Гнус даже не шелохнулся — по всему было видно, что плевал он на друзей с той самой колокольни!
Димка разжал пальцы, Иринка ускакала, даже не подозревая, что её ждёт.
— Надеюсь, ты успокаивать умеешь, — процедила сквозь зубы Мати. — Этот урод её точно до слёз доведёт.
— Всего лишь слёзы, — усмехнулся Димка. — От них ещё никто не умирал.
— Да ты, как Ницше, тот ещё оракул, — Лобзик пикнул сигналкой. — И давно этот нездоровый оптимизм с тобой по жизни?
— Ницше — мыслитель, — образумила Мати. — Был.
— Да? — Лобзик почесал затылок. — Ну и ладно… А этот Сергеич, к которому ты сестру ведёшь, случаем не Целтин?
— Он самый, — кивнул Димка. — Знакомый?
— Да не то слово… Он ведь завкафедрой в Радике был, пока его за лямуры с лаборанткой не попёрли.

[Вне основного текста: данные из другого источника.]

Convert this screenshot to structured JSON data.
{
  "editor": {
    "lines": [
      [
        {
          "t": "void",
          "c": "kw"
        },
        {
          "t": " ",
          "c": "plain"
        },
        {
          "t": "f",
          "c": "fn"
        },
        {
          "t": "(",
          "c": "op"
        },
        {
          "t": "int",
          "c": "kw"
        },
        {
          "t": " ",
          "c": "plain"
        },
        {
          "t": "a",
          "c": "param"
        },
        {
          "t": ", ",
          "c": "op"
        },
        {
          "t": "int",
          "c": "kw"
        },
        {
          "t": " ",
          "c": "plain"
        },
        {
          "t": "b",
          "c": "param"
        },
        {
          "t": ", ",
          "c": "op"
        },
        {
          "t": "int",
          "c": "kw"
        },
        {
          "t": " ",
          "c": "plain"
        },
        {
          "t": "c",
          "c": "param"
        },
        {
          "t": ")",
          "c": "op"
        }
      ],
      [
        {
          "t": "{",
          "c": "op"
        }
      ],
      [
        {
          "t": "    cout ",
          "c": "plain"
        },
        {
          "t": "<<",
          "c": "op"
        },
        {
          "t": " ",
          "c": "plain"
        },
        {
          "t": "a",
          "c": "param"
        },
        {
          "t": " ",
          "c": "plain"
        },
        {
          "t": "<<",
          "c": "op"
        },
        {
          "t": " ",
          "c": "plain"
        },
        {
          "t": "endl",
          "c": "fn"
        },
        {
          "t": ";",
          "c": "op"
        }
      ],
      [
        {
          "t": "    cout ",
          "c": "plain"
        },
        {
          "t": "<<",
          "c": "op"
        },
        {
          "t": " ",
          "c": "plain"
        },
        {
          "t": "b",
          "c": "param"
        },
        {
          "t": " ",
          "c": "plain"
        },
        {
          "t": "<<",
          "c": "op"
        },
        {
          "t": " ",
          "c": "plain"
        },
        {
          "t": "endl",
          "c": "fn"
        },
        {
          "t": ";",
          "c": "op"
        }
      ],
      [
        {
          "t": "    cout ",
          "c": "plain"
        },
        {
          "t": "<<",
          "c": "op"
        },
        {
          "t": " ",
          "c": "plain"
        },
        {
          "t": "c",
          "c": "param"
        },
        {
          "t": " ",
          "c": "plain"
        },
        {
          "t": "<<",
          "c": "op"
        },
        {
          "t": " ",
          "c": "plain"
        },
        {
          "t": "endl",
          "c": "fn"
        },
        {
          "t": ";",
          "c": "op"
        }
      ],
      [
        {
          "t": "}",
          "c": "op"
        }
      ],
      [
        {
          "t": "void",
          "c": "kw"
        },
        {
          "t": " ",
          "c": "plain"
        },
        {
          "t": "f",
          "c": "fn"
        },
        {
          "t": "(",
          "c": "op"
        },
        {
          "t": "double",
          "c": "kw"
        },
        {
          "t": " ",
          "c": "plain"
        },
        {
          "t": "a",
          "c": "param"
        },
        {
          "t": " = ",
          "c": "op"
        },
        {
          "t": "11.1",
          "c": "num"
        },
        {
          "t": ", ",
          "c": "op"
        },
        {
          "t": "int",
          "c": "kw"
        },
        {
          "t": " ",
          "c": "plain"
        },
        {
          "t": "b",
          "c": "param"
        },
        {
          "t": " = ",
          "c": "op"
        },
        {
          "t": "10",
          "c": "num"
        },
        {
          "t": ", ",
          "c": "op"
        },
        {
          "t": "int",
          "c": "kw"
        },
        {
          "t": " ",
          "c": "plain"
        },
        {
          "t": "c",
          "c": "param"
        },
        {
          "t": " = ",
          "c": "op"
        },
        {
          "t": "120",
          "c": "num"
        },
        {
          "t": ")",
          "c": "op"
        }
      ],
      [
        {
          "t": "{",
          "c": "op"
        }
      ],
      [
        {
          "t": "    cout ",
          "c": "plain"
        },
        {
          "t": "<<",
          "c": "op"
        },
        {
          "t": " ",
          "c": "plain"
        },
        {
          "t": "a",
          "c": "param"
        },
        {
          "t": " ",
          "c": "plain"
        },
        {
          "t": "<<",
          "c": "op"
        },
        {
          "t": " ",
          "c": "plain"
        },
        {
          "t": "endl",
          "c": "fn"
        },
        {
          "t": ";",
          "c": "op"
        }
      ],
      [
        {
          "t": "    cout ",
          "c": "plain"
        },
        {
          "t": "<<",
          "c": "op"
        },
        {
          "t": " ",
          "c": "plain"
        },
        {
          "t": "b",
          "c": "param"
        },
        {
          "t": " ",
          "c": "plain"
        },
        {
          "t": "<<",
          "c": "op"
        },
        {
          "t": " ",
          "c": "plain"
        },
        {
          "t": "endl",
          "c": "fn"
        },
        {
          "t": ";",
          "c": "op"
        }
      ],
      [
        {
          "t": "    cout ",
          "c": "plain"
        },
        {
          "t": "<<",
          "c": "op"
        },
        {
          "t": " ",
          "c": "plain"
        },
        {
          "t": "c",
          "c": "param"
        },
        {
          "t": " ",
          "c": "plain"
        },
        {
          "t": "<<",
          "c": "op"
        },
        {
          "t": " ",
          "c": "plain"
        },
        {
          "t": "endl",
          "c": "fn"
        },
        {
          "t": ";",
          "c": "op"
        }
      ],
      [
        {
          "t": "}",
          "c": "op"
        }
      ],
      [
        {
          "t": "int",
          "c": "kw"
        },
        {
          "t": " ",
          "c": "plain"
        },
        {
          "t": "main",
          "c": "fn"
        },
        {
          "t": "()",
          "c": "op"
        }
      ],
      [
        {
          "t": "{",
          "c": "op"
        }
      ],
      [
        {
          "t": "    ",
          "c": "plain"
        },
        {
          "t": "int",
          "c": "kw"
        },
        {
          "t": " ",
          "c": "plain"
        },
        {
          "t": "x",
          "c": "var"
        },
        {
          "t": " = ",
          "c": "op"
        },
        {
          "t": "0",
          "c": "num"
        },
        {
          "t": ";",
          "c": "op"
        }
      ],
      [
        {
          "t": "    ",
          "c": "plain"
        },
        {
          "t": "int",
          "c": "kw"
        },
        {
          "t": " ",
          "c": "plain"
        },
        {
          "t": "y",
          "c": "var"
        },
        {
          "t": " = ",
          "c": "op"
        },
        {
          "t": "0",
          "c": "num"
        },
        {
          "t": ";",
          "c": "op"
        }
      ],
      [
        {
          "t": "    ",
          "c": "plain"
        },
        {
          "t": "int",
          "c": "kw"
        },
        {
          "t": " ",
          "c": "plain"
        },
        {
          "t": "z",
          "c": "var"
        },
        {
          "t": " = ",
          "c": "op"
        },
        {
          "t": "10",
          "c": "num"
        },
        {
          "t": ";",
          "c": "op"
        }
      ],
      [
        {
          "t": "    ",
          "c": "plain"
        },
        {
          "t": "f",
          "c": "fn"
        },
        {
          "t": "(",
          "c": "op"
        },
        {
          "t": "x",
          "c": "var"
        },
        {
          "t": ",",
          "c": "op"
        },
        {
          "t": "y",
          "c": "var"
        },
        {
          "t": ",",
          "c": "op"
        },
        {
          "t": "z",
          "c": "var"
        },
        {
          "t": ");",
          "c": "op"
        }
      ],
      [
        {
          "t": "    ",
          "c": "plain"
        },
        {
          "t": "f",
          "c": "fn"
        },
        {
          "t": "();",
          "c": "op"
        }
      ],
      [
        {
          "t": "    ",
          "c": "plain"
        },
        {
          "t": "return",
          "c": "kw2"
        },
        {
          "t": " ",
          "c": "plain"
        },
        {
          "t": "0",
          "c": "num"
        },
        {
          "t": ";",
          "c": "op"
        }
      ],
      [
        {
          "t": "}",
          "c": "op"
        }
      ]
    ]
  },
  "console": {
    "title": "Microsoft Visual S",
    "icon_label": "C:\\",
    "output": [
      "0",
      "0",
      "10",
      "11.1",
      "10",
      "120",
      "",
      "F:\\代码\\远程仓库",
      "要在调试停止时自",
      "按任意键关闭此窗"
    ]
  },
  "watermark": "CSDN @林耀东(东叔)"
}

Принципиальный, не то слово, а на такой фигне погорел… Но, надо отдать ему должное, сон он мне два раза в год исправно портил.
— Что за лаборантка? — заинтересовалась Мати. — Почему я ничего не слышала?
— Да потому что не было ничего, — Димка покачал головой, давая понять: в век информационных технологий глупо верить каким-то там слухам, факты и те подтасовывают на раз-два!
— Чувак, ты что-то знаешь? — Стил толкнул в бок.
— Ок, только давайте без хохм. Целтин с моим батей в афгане служил. А на войне, сами понимаете, раскрывается истинный человеческий облик. Так вот батя, ничего плохого на счёт Целтина не говорил. Ни разу. А батя люто человеков недолюбливает. Более того скажу, сколько бы они не цапались по батиной горячке, так он всегда к мнению Сергея Сергеевича прислушивается. Пунцовый весь сидит, да только поперёк ничего сказать не смеет.